Transform Movebank metadata to EML

Description

Transforms the metadata of a published Movebank dataset (with a DOI) to an Ecological Metadata Language (EML) file.

Usage

write_eml(
  doi,
  directory,
  contact = NULL,
  study_id = NULL,
  derived_paragraph = TRUE
)

Arguments

doi

DOI of the original dataset, used to get metadata.

directory

Path to local directory to write files to.

contact

Person to be set as resource contact and metadata provider. To be provided as a person().

study_id

Identifier of the Movebank study from which the dataset was derived (e.g. 1605797471 for this study).

derived_paragraph

If TRUE, a paragraph will be added to the abstract, indicating that data have been transformed using write_dwc().

Details

The resulting EML file can be uploaded to an IPT for publication to GBIF and/or OBIS. A corresponding Darwin Core Archive can be created with write_dwc(). See vignette("movepub") for an example.

Value

eml.xml file written to disk. And invisibly, an EML::eml object.

Transformation details

Metadata are derived from the original dataset by looking up its doi in DataCite (example) and transforming these to EML. The following properties are set:

  • title: Original dataset title.

  • description: Original dataset description. If derived_paragraph = TRUE a generated paragraph is added, e.g.:

    Data have been standardized to Darwin Core using the movepub R package and are downsampled to the first GPS position per hour. The original data are available in Dijkstra et al. (2023, https://doi.org/10.5281/zenodo.10053903), a deposit of Movebank study 1605797471.

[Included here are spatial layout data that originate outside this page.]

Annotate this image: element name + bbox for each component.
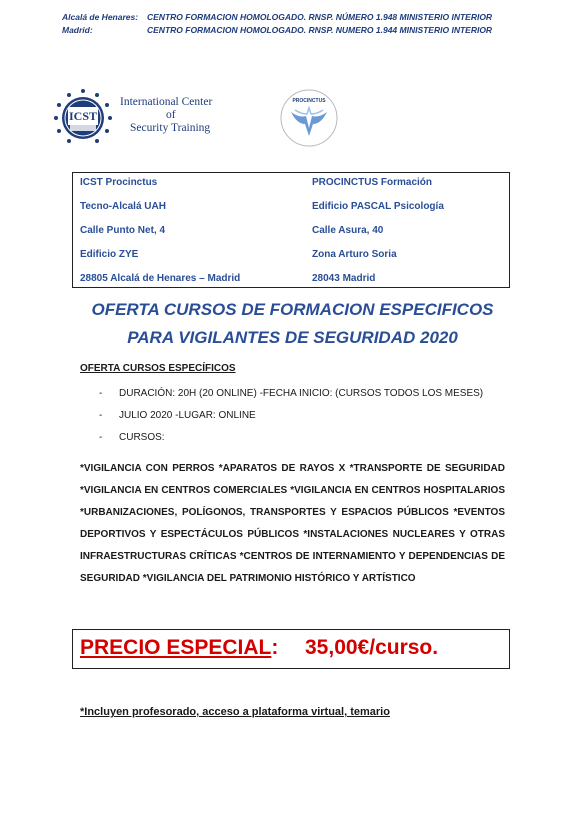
address-line: ICST Procinctus bbox=[80, 177, 158, 188]
courses-list: *VIGILANCIA CON PERROS *APARATOS DE RAYOS X *TRANSPORTE DE SEGURIDAD *VIGILANCIA EN CENTROS COMERCIALES *VIGILANCIA EN CENTROS HOSPITALARIOS *URBANIZACIONES, POLÍGONOS, TRANSPORTES Y ESPACIOS PÚBLICOS *EVENTOS DEPORTIVOS Y ESPECTÁCULOS PÚBLICOS *INSTALACIONES NUCLEARES Y OTRAS INFRAESTRUCTURAS CRÍTICAS *CENTROS DE INTERNAMIENTO Y DEPENDENCIAS DE SEGURIDAD *VIGILANCIA DEL PATRIMONIO HISTÓRICO Y ARTÍSTICO bbox=[80, 463, 505, 584]
address-line: Calle Punto Net, 4 bbox=[80, 225, 166, 236]
procinctus-logo bbox=[279, 88, 339, 148]
page-title-line2: PARA VIGILANTES DE SEGURIDAD 2020 bbox=[127, 328, 458, 347]
address-line: Calle Asura, 40 bbox=[312, 225, 384, 236]
header-row-madrid bbox=[62, 25, 542, 37]
address-box bbox=[72, 172, 510, 288]
bullet-dash: - bbox=[99, 432, 103, 443]
eagle-emblem-icon bbox=[279, 88, 339, 148]
address-line: Tecno-Alcalá UAH bbox=[80, 201, 166, 212]
icst-logo bbox=[50, 85, 116, 151]
icst-text-line: International Center bbox=[120, 96, 213, 108]
address-line: 28805 Alcalá de Henares – Madrid bbox=[80, 273, 241, 284]
address-left bbox=[80, 177, 240, 297]
page-title-line1: OFERTA CURSOS DE FORMACION ESPECIFICOS bbox=[91, 300, 494, 319]
procinctus-badge-text: PROCINCTUS bbox=[292, 98, 326, 104]
address-line: 28043 Madrid bbox=[312, 273, 376, 284]
price-label-text: PRECIO ESPECIAL bbox=[80, 636, 272, 659]
offer-subtitle: OFERTA CURSOS ESPECÍFICOS bbox=[80, 363, 236, 374]
address-right bbox=[312, 177, 444, 297]
icst-text-line: Security Training bbox=[130, 122, 211, 134]
address-line: Edificio PASCAL Psicología bbox=[312, 201, 444, 212]
bullet-dash: - bbox=[99, 410, 103, 421]
bullet-dash: - bbox=[99, 388, 103, 399]
bullet-text: CURSOS: bbox=[119, 432, 165, 443]
header-label: Alcalá de Henares: bbox=[62, 12, 139, 22]
icst-text-line: of bbox=[166, 109, 176, 121]
header-label: Madrid: bbox=[62, 25, 93, 35]
footer-note: *Incluyen profesorado, acceso a plataforma virtual, temario bbox=[80, 706, 390, 718]
price-colon: : bbox=[271, 636, 279, 659]
address-line: PROCINCTUS Formación bbox=[312, 177, 433, 188]
header-text: CENTRO FORMACION HOMOLOGADO. RNSP. NUMERO 1.944 MINISTERIO INTERIOR bbox=[147, 25, 493, 35]
price-box bbox=[72, 629, 510, 669]
header-row-alcala bbox=[62, 12, 542, 24]
address-line: Edificio ZYE bbox=[80, 249, 139, 260]
icst-badge-text: ICST bbox=[68, 109, 97, 123]
header-text: CENTRO FORMACION HOMOLOGADO. RNSP. NÚMERO 1.948 MINISTERIO INTERIOR bbox=[147, 12, 493, 22]
icst-logo-text bbox=[120, 96, 212, 135]
bullet-text: DURACIÓN: 20H (20 ONLINE) -FECHA INICIO: (CURSOS TODOS LOS MESES) bbox=[119, 388, 484, 399]
bullet-text: JULIO 2020 -LUGAR: ONLINE bbox=[119, 410, 256, 421]
address-line: Zona Arturo Soria bbox=[312, 249, 397, 260]
price-label bbox=[80, 636, 278, 660]
price-value: 35,00€/curso. bbox=[305, 636, 439, 659]
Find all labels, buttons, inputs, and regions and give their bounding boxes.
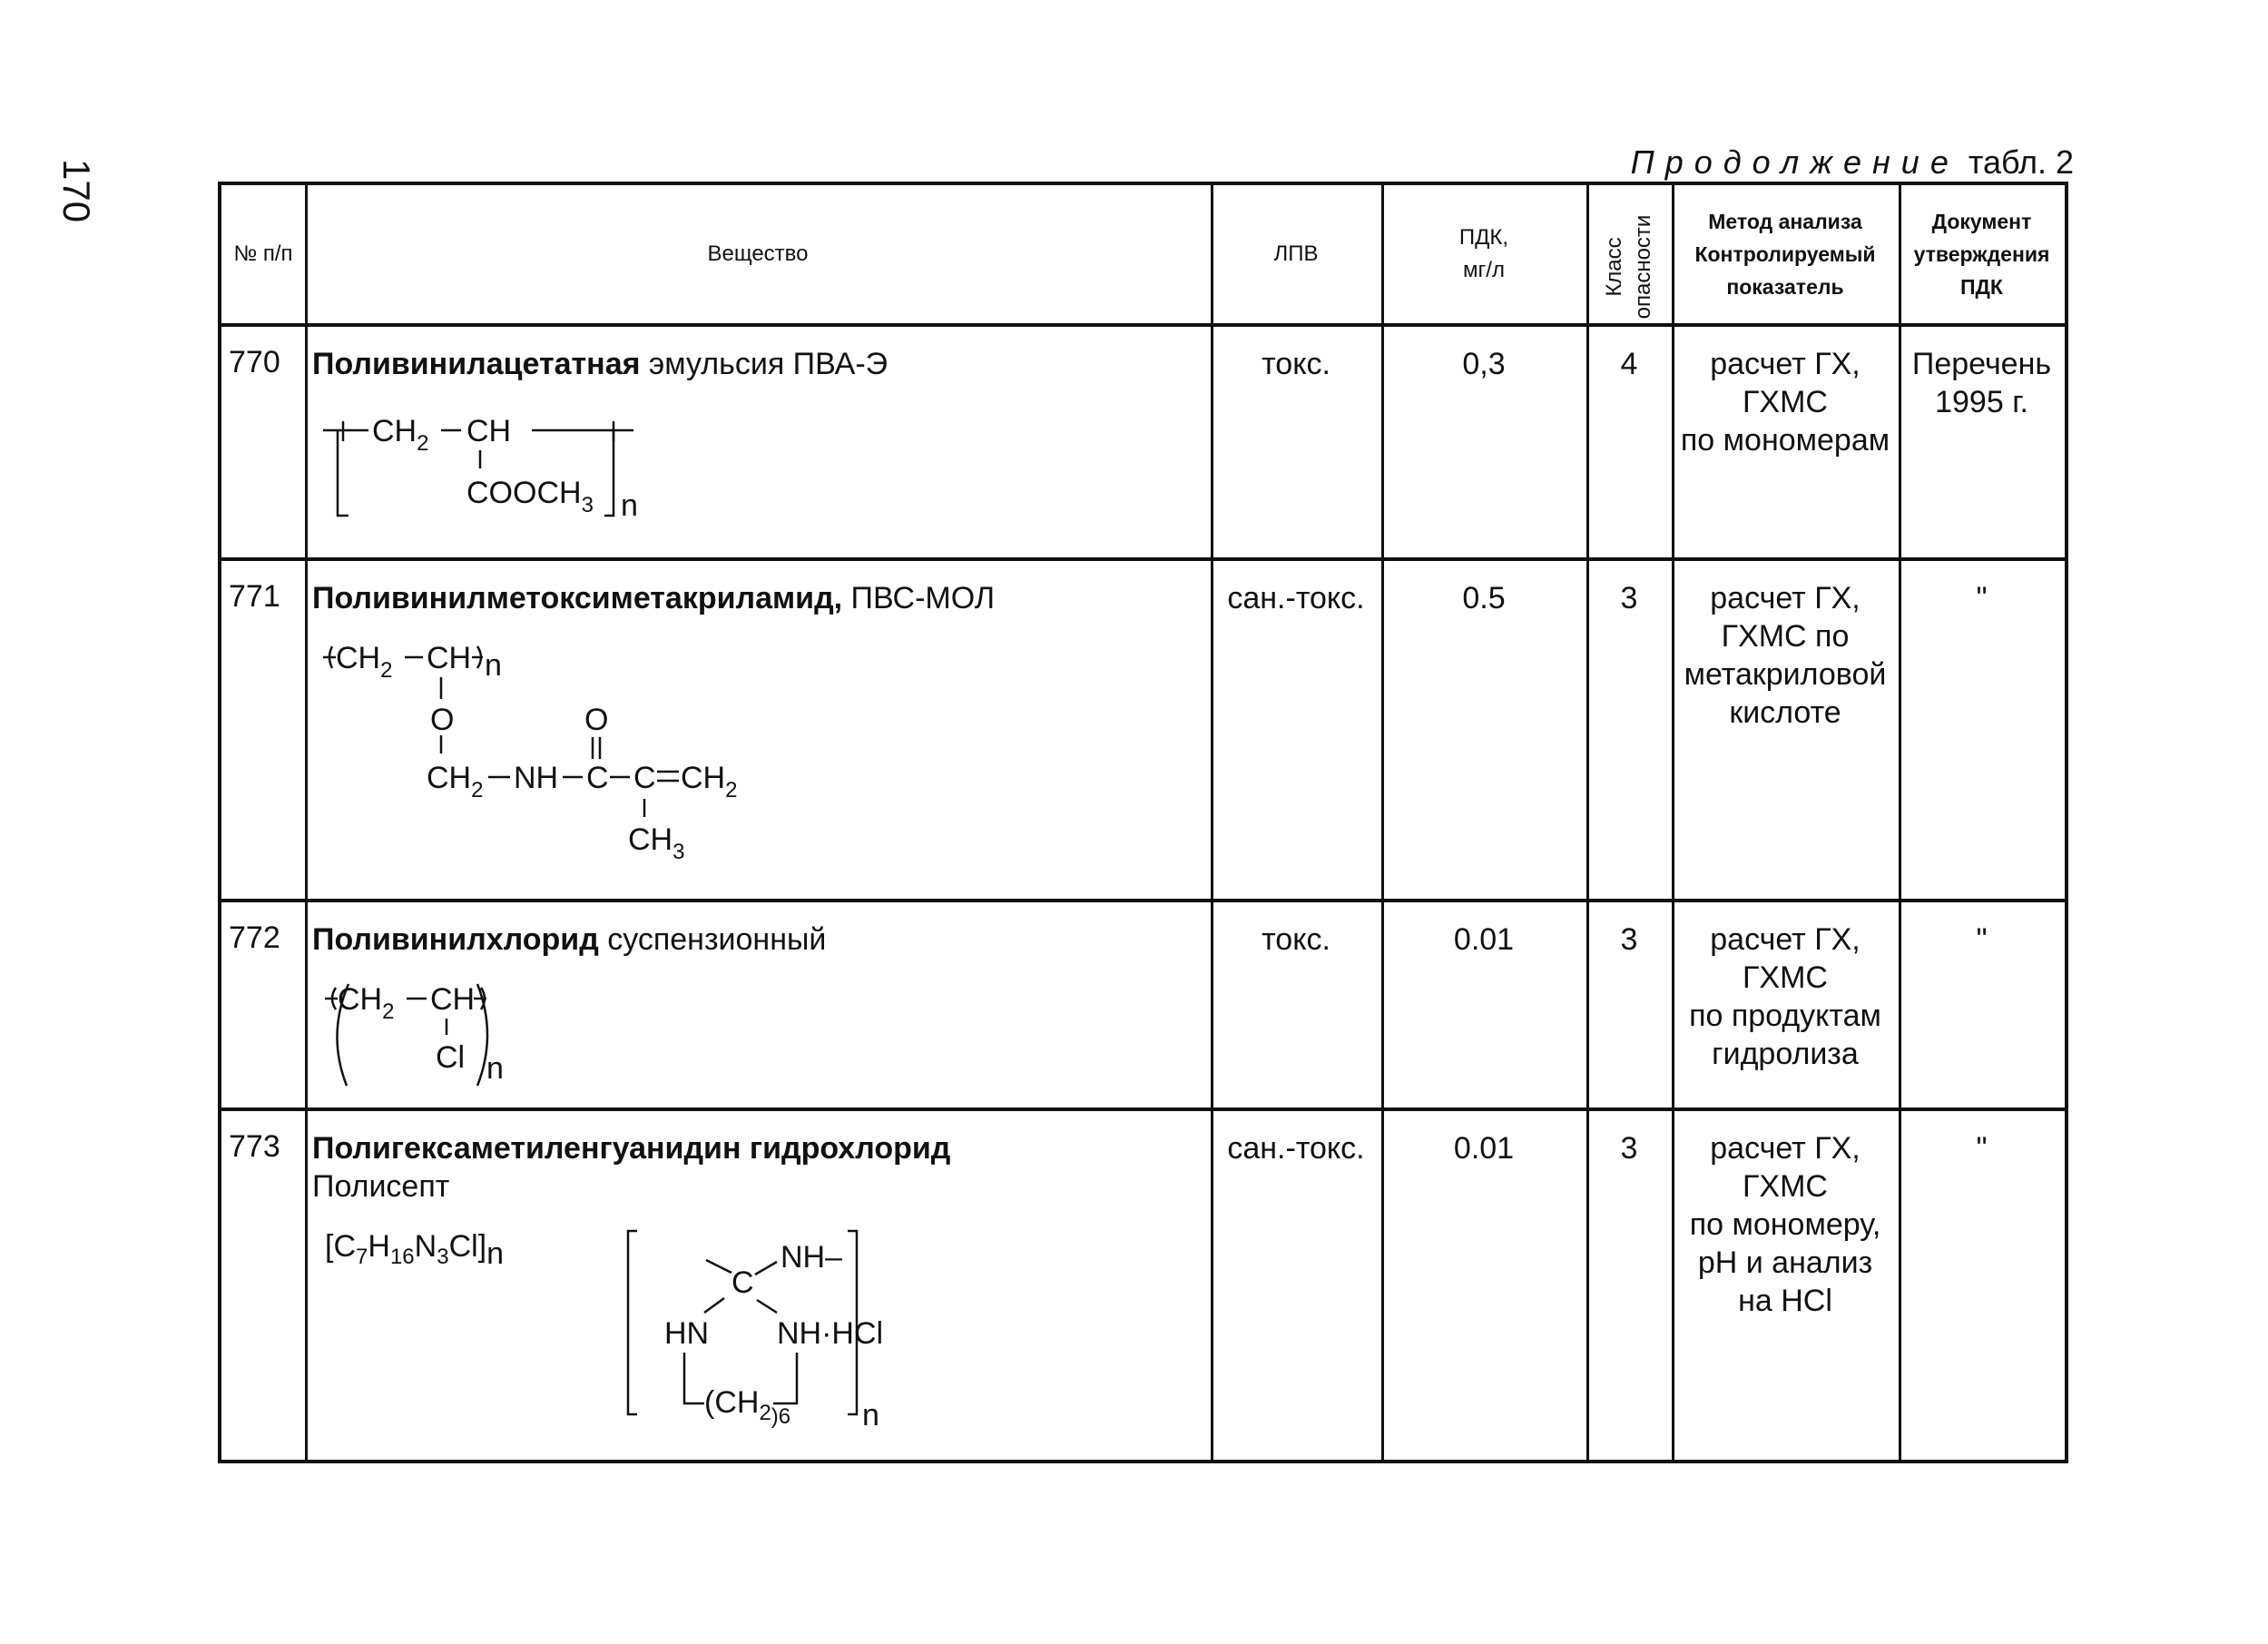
atom-ch: CH [430, 982, 476, 1017]
atom-ch2: $CH_2$ [338, 982, 395, 1024]
ditto-mark: " [1976, 581, 1988, 615]
method-line: расчет ГХ, [1710, 581, 1861, 615]
method-line: ГХМС [1743, 960, 1828, 995]
method-line: гидролиза [1712, 1037, 1859, 1071]
subscript-n: n [486, 1051, 504, 1086]
atom-ch: CH [427, 641, 472, 675]
header-pdk-line2: мг/л [1463, 258, 1505, 282]
header-pdk-line1: ПДК, [1458, 225, 1509, 250]
row-773-pdk: 0.01 [1453, 1131, 1515, 1166]
document-line: Перечень [1911, 347, 2052, 381]
row-771-num: 771 [229, 579, 280, 614]
document-line: 1995 г. [1935, 385, 2028, 419]
row-772-hazard-class: 3 [1620, 922, 1638, 957]
ditto-mark: " [1976, 922, 1988, 957]
atom-nh-top: NH– [781, 1240, 843, 1275]
method-line: ГХМС [1743, 385, 1828, 419]
row-772-structural-formula [305, 899, 1211, 1107]
header-num: № п/п [233, 241, 293, 266]
method-line: на HCl [1738, 1284, 1832, 1318]
row-772-name-rest: суспензионный [598, 922, 827, 957]
atom-o: O [430, 703, 455, 737]
row-772-method [1672, 899, 1899, 1073]
subscript-n: n [862, 1398, 879, 1432]
header-method [1672, 185, 1899, 323]
method-line: расчет ГХ, [1710, 347, 1861, 381]
row-773-hazard-class: 3 [1620, 1131, 1638, 1166]
row-770-lpv: токс. [1262, 347, 1330, 381]
method-line: ГХМС по [1721, 619, 1850, 654]
row-770-num: 770 [229, 345, 280, 379]
header-doc-line3: ПДК [1960, 275, 2003, 299]
table-caption [1631, 143, 2074, 182]
row-773-name-line2: Полисепт [312, 1169, 450, 1204]
bond-line [684, 1353, 704, 1403]
atom-o-carbonyl: O [584, 703, 609, 737]
header-substance: Вещество [707, 241, 809, 266]
row-773-document [1899, 1107, 2065, 1167]
header-method-line1: Метод анализа [1708, 210, 1862, 233]
bond-line [755, 1262, 777, 1275]
atom-nh: NH [514, 761, 559, 795]
bracket-left [628, 1231, 637, 1414]
atom-ch2-chain: $(CH_2)6$ [704, 1385, 791, 1429]
atom-ch2-c: $CH_2$ [681, 761, 738, 802]
method-line: ГХМС [1743, 1169, 1828, 1204]
row-772-pdk: 0.01 [1453, 922, 1515, 957]
bond-line [706, 1260, 731, 1273]
bond-line [704, 1298, 724, 1313]
atom-nh-hcl: NH·HCl [777, 1316, 884, 1351]
row-772-lpv: токс. [1262, 922, 1330, 957]
row-772-document [1899, 899, 2065, 959]
row-771-hazard-class: 3 [1620, 581, 1638, 615]
caption-continuation: Продолжение [1630, 143, 1959, 181]
row-771-name-rest: ПВС-МОЛ [842, 581, 996, 615]
row-770-hazard-class: 4 [1620, 347, 1638, 381]
method-line: расчет ГХ, [1710, 922, 1861, 957]
atom-c: C [586, 761, 609, 795]
row-773-structural-formula [305, 1107, 1211, 1467]
atom-hn: HN [664, 1316, 710, 1351]
atom-ch: CH [466, 414, 512, 448]
row-773-method [1672, 1107, 1899, 1320]
page-number: 170 [55, 159, 98, 223]
method-line: метакриловой [1684, 657, 1887, 692]
atom-ch2: $CH_2$ [372, 414, 429, 456]
header-class-line2: опасности [1631, 214, 1655, 320]
header-document [1899, 185, 2065, 323]
bond-line [773, 1353, 797, 1403]
row-770-name-rest: эмульсия ПВА-Э [640, 347, 889, 381]
bracket-left [338, 430, 349, 516]
row-771-method [1672, 557, 1899, 732]
atom-ester: $COOCH_3$ [466, 476, 594, 517]
row-773-num: 773 [229, 1129, 280, 1164]
caption-table-ref: табл. 2 [1968, 143, 2074, 181]
subscript-n: n [621, 488, 638, 523]
method-line: по продуктам [1689, 999, 1881, 1033]
atom-ch2-b: $CH_2$ [427, 761, 484, 802]
row-771-structural-formula [305, 557, 1211, 899]
atom-cl: Cl [436, 1040, 466, 1075]
row-770-structural-formula [305, 323, 1211, 557]
atom-ch2: $CH_2$ [336, 641, 393, 683]
bond-line [757, 1300, 777, 1313]
header-doc-line1: Документ [1931, 210, 2032, 233]
row-771-pdk: 0.5 [1462, 581, 1506, 615]
method-line: по мономерам [1680, 423, 1890, 458]
header-doc-line2: утверждения [1913, 242, 2050, 266]
row-771-name-bold: Поливинилметоксиметакриламид, [312, 581, 843, 615]
row-773-lpv: сан.-токс. [1227, 1131, 1365, 1166]
method-line: расчет ГХ, [1710, 1131, 1861, 1166]
atom-ch3: $CH_3$ [628, 822, 685, 864]
row-773-name-bold: Полигексаметиленгуанидин гидрохлорид [312, 1131, 951, 1166]
row-772-name-bold: Поливинилхлорид [312, 922, 599, 957]
ditto-mark: " [1976, 1131, 1988, 1166]
row-770-method [1672, 323, 1899, 459]
header-hazard-class-text [1600, 197, 1658, 337]
subscript-n: n [485, 648, 502, 683]
row-772-num: 772 [229, 920, 280, 955]
header-method-line3: показатель [1726, 275, 1844, 299]
row-771-lpv: сан.-токс. [1227, 581, 1365, 615]
row-770-name-bold: Поливинилацетатная [312, 347, 641, 381]
header-lpv: ЛПВ [1273, 241, 1319, 266]
method-line: кислоте [1729, 695, 1841, 730]
row-770-document [1899, 323, 2065, 421]
header-pdk [1381, 185, 1586, 323]
header-method-line2: Контролируемый [1694, 242, 1876, 266]
method-line: pH и анализ [1697, 1245, 1873, 1280]
header-class-line1: Класс [1602, 237, 1626, 297]
formula-empirical: $[C_7H_{16}N_3Cl]n$ [325, 1229, 505, 1271]
row-771-document [1899, 557, 2065, 617]
bracket-right [604, 430, 614, 516]
row-770-pdk: 0,3 [1462, 347, 1506, 381]
atom-c: C [731, 1265, 754, 1300]
atom-c2: C [633, 761, 656, 795]
method-line: по мономеру, [1689, 1207, 1881, 1242]
header-hazard-class [1586, 185, 1672, 323]
data-table [218, 182, 2068, 1463]
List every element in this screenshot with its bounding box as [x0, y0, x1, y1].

  • license: License of the original dataset.

  • creators: Creators of the original dataset.

  • contact: contact or first creator of the original dataset.

  • metadata provider: contact or first creator of the original dataset.

  • keywords: Keywords of the original dataset.

  • alternative identifier: DOI of the original dataset. As a result, no new DOI will be created when publishing to GBIF.

  • external link and alternative identifier: URL created from study_id or the first ⁠derived from⁠ related identifier in the original dataset.

The following properties are not set:

  • type

  • subtype

  • update frequency

  • publishing organization

  • geographic coverage

  • taxonomic coverage

  • temporal coverage

  • associated parties

  • project data

  • sampling methods

  • citations

  • collection data: not applicable.

See Also

Other dwc functions: write_dwc()

Examples

(write_eml(doi = "10.5281/zenodo.10053903", directory = "my_directory"))

# Clean up (don't do this if you want to keep your files)
unlink("my_directory", recursive = TRUE)